Continuing the effort toward de-escalation, the BOLD-1 study is evaluating adjuvant trastuzumab and pertuzumab plus docetaxel in HER2-positive breast cancer (NCT02625441). The 2 arms are pertuzumab plus trastuzumab and docetaxel for 3 cycles plus 3 cycles of chemotherapy, and trastuzumab plus docetaxel for 3 cycles plus 3 cycles of chemotherapy and trastuzumab for 1 year. The primary endpoint is iDFS, and it is currently enrolling.
Less Toxic Regimens
Patients with small HER2-positive breast cancers are at higher risk for recurrence. Historically, these patients have been recommended for adjuvant treatment with chemotherapy in combination with trastuzumab.
The first study to change the standard of care for the de-escalation of these patients was the APT trial, stated Murthy.
“The updated results of 7-year follow-up show that patients who are treated who are node-negative with a tumor size under 3 cm do really well with treatment of a taxane alone in combination with trastuzumab with continuation of maintenance trastuzumab for a whole year,” she explained.
In the study, adjuvant paclitaxel plus trastuzumab for 12 weeks followed by weekly trastuzumab for 39 weeks led to a DFS rate of 93.3% and incidences of distant and local or regional recurrences of 1.0% and 1.2%.6
Other de-escalation strategies have been initiated in the ATEMPT, KRISTINE, and RESPECT trials.

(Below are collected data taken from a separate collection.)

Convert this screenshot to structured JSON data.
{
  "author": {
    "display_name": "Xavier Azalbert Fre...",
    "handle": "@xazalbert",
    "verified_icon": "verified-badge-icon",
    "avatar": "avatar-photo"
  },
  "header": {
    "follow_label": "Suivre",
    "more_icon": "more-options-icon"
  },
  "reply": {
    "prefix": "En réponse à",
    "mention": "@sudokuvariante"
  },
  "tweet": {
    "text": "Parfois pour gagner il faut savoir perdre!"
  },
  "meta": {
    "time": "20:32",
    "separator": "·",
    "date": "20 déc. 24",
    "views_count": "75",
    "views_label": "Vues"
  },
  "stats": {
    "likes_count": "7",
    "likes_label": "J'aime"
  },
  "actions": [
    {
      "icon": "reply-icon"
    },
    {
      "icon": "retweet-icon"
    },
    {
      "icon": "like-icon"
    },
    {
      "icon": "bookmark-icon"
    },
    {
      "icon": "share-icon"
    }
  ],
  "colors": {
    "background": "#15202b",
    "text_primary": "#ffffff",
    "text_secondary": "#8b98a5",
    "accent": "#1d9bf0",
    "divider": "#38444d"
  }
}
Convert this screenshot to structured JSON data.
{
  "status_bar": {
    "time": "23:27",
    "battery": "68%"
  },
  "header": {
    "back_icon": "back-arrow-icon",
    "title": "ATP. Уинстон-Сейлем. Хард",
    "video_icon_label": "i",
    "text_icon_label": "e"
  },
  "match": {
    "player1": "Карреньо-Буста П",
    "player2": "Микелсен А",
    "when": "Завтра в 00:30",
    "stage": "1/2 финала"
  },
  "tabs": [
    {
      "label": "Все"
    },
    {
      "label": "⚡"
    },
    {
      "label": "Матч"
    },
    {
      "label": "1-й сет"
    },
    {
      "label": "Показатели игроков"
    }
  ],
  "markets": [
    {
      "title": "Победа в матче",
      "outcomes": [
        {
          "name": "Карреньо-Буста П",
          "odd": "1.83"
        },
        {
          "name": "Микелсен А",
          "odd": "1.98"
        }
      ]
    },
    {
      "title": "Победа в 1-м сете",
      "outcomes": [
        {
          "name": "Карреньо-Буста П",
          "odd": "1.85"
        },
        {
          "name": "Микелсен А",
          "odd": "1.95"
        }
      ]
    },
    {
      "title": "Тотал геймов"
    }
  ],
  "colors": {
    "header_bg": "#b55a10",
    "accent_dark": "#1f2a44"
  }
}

ATEMPT is evaluating T-DM1 versus paclitaxel plus trastuzumab in patients with stage I HER2-positive disease. Lastly, RESPECT is evaluating trastuzumab alone versus trastuzumab plus chemotherapy in elderly patients with HER2-positive breast cancer (NCT01104935). Trastuzumab monotherapy can be an option for select patients, such as those who are frail or have multiple comorbidities, Murthy said.
In summation, 1 year of adjuvant trastuzumab remains the standard of care, with a possibility of a 6-month regimen for some patients. This provides reassurance that if patients cannot receive 1 year of therapy due to toxicities, they may not be at a significant risk for recurrence, Murthy said. She added that less toxic regimens are standard practice for node-negative patients, and further study is needed to better identify patients who may benefit from chemotherapy-free regimens and evaluate biomarkers like hormone receptor status.
“A review of the risk and benefits, and shared decision-making with patients, is key,” concluded Murthy. “Ultimately, we need further investigation and identification of biomarkers to select patients more accurately and to identify those who will really benefit or need additional interventions.”